Tuesday, February 17, 2026

Playtime

 One of the various sources of the renewed wave of AI panic sweeping the ranks of pundits this week is the fact that the very thing we thought was most human and least likely to ever be automated—namely, artistic creation—is turning out to be one of the first casualties of generative AI. Screenplays, poems, novels, and illustrations turn out to be some of the things that are easiest to replicate with machines. Which is terrifying. 

But before we succumb to the general anxiety, let us ask exactly what it is we find so appalling about this fact. Are we feeling some threat of existential hollowness or erasure at the fact that something else can now do what we thought we alone could do? This hardly seems warranted. At any rate, the fact that AI chatbots can write blogs too is not all that intrinsically different from the fact that other human beings can write them. 

Another person could write a blog post. But they wouldn't write this one. Because this one is what I alone feel like writing right now. 

The same is true of AI. I could ask a chatbot to write a blog post about the current wave of AI existential dread and its impact on creative professionals. And it might be a perfectly fine post. It might even be excellent. It might, in fact, be better and more readable than this one. But it wouldn't be exactly the same as this one. Because this is the one that I, with my unique brain, felt like writing. 

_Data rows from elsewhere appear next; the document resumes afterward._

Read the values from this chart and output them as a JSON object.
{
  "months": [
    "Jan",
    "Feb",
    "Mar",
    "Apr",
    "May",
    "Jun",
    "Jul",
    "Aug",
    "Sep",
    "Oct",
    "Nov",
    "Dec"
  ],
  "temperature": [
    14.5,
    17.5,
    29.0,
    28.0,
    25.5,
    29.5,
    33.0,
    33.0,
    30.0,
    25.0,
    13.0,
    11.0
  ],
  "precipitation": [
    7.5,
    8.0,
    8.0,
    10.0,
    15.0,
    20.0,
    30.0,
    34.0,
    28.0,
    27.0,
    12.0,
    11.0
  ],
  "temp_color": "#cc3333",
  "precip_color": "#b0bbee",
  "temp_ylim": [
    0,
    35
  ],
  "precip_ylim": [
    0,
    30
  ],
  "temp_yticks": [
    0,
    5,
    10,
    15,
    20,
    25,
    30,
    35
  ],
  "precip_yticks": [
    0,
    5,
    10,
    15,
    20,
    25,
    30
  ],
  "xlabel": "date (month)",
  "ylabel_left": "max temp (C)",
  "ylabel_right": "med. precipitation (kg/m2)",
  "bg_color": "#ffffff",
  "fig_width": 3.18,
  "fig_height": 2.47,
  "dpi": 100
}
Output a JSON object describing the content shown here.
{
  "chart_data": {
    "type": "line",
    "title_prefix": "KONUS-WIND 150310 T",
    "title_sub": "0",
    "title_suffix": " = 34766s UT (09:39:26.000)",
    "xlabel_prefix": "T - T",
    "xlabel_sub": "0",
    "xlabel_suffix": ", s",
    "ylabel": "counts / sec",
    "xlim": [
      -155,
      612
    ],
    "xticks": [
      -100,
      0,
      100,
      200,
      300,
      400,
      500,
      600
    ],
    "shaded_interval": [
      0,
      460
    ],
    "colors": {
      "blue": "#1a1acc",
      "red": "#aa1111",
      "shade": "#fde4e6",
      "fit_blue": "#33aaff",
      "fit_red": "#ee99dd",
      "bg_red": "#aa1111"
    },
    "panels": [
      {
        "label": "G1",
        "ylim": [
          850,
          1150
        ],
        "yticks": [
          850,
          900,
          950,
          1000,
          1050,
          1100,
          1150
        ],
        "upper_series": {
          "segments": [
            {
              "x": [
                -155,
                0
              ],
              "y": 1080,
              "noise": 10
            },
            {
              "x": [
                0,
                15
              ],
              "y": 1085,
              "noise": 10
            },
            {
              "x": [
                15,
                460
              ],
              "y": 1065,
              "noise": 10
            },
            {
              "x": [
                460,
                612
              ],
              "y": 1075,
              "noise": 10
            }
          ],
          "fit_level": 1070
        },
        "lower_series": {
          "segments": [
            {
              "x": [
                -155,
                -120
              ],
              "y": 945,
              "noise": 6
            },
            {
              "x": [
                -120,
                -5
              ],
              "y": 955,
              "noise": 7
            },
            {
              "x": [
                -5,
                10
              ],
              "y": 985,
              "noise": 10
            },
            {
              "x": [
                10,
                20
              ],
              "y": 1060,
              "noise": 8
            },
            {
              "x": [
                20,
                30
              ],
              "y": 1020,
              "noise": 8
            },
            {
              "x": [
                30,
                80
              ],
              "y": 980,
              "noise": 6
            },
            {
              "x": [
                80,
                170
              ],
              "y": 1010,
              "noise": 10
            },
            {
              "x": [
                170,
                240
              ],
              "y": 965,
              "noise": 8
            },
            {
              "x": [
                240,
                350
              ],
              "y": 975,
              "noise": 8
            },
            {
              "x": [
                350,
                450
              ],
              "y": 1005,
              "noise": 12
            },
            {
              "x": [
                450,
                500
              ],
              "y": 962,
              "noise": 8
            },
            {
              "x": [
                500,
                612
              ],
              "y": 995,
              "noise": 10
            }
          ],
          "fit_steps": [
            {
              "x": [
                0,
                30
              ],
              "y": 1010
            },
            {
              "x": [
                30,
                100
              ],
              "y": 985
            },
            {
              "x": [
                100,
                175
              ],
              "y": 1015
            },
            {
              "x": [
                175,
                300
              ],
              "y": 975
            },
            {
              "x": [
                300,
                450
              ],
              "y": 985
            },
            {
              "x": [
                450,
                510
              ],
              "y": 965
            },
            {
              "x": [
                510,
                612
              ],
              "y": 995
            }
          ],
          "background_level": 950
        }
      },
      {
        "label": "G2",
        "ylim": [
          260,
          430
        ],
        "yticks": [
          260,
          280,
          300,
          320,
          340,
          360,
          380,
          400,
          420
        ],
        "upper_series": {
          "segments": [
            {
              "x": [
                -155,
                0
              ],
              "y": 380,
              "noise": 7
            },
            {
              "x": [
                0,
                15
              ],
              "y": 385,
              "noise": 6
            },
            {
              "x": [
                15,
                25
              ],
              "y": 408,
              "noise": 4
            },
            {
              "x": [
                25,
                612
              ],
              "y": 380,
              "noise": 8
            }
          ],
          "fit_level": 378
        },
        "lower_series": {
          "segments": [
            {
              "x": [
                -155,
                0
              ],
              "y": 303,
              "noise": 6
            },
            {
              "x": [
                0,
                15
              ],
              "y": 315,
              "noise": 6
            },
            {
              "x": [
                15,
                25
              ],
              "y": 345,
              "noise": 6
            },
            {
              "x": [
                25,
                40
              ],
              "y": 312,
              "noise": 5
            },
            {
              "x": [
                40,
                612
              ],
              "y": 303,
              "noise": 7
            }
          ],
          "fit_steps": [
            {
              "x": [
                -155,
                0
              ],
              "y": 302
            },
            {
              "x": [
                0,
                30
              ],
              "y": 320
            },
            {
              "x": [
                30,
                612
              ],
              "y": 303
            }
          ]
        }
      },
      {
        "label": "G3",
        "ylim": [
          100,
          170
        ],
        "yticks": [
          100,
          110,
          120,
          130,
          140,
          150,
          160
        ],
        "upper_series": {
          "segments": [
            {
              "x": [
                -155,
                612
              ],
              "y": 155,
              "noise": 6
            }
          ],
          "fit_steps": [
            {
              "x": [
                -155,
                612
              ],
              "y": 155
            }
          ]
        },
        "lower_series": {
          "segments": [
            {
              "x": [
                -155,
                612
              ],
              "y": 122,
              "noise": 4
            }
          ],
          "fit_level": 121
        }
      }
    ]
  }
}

Our uniqueness and individuality as creators is therefore not threatened by the mere existence of AI—any more than it is by the presence of any number of rival human creators who have always been out there. 

The fear that creative professionals are undergoing right now, then, can't be merely the threat of existential erasure from the presence of other creative minds. It must have something to do with money. 

We fear that AI—even if it can't take away our uniqueness—nevertheless can take away our livelihoods. I may comfort myself with the thought that "No AI would have written exactly this post." But an employer might say: "I don't care if it's exactly what you would have written. If the AI can do it better, or more cheaply, then I'm going with the AI version!" After all, you can't dine on uniqueness and individuality. 

But let me fill you in on a little secret: it's not exactly like I'm being paid to write this blog to begin with. 

This has all along been a labor of love. And the same has been true for most artists and writers and creators throughout history. "In this trade," as the God Apollo tells the poet in a piece by Basil Bunting, "we pay no wages"—no matter how well we sing. 

The era of AI, then, may simply be one in which we have to learn to divorce the urge to create from any expectation of monetary reward. But artists throughout most prior generations have already had to learn this lesson—with no help needed from generative AI. 

As Thomas Carlyle once imagined a "sarcastic man" exclaiming in response to a reasonable demand for pay: Fair day's-wages for fair-day's-work! [...] alas, in what corner of this Planet, since Adam first awoke on it, was that ever realised?  The day's-wages of John Milton's day's-work, named Paradise Lost and Milton's Works, were Ten Pounds paid by instalments, and a rather close escape from death on the gallows. Consider that[!]

In his book on the ABC of Economics, Ezra Pound writes that artists took their wageless condition for granted. "We took it as our punishment for being artists, we expected nothing else." 

He proposes that, under a rational system of economic distribution and abundance, human beings would be permitted to work no longer than four hours a day, in order to prevent the evil of mass unemployment. And if people complain that they are bored, then Pound writes that they should do as the artists have always had to do: create anyway—just don't expect to be paid for it. Bunting again: "in this trade we pay no wages." 

A friend of mine—Seanan—was saying to me the other day that the answer to the problem of creative displacement from AI is that we're going to have to learn to embrace creation in a spirit of "play," rather than of work. Homo faber is going to have to make way for Homo ludens—as Johan Huizinga called him. 

We are going to have to stop talking so much about the dignity of work—my friend said—and start reflecting on the "dignity of play." 

As D.H. Lawrence once wrote, if you want to make a "sane revolution"—don't do it for "international labour"—because "labour is the one thing a man has had too much of." He goes on: "Let's abolish labour, let's have done with labouring! / Work can be fun, and men can enjoy it; then it's not labour." 

We're going to have to endorse on a society-wide scale, in short, what the artists have always known. Work is not the only and true end of humankind. Indeed, as Bertrand Russell puts it, in In Praise of Idleness, it is "emphatically not one of the ends of human life" at all! At best, it is a means. And if we could make it no longer a necessary means, by rationally distributing the gains of abundance, then I am at one with D.H. Lawrence: "let's have done with" it entirely!

From the days of the first artists on, after all, humanity's true heights have always been realized in play. Ecce homo ludens!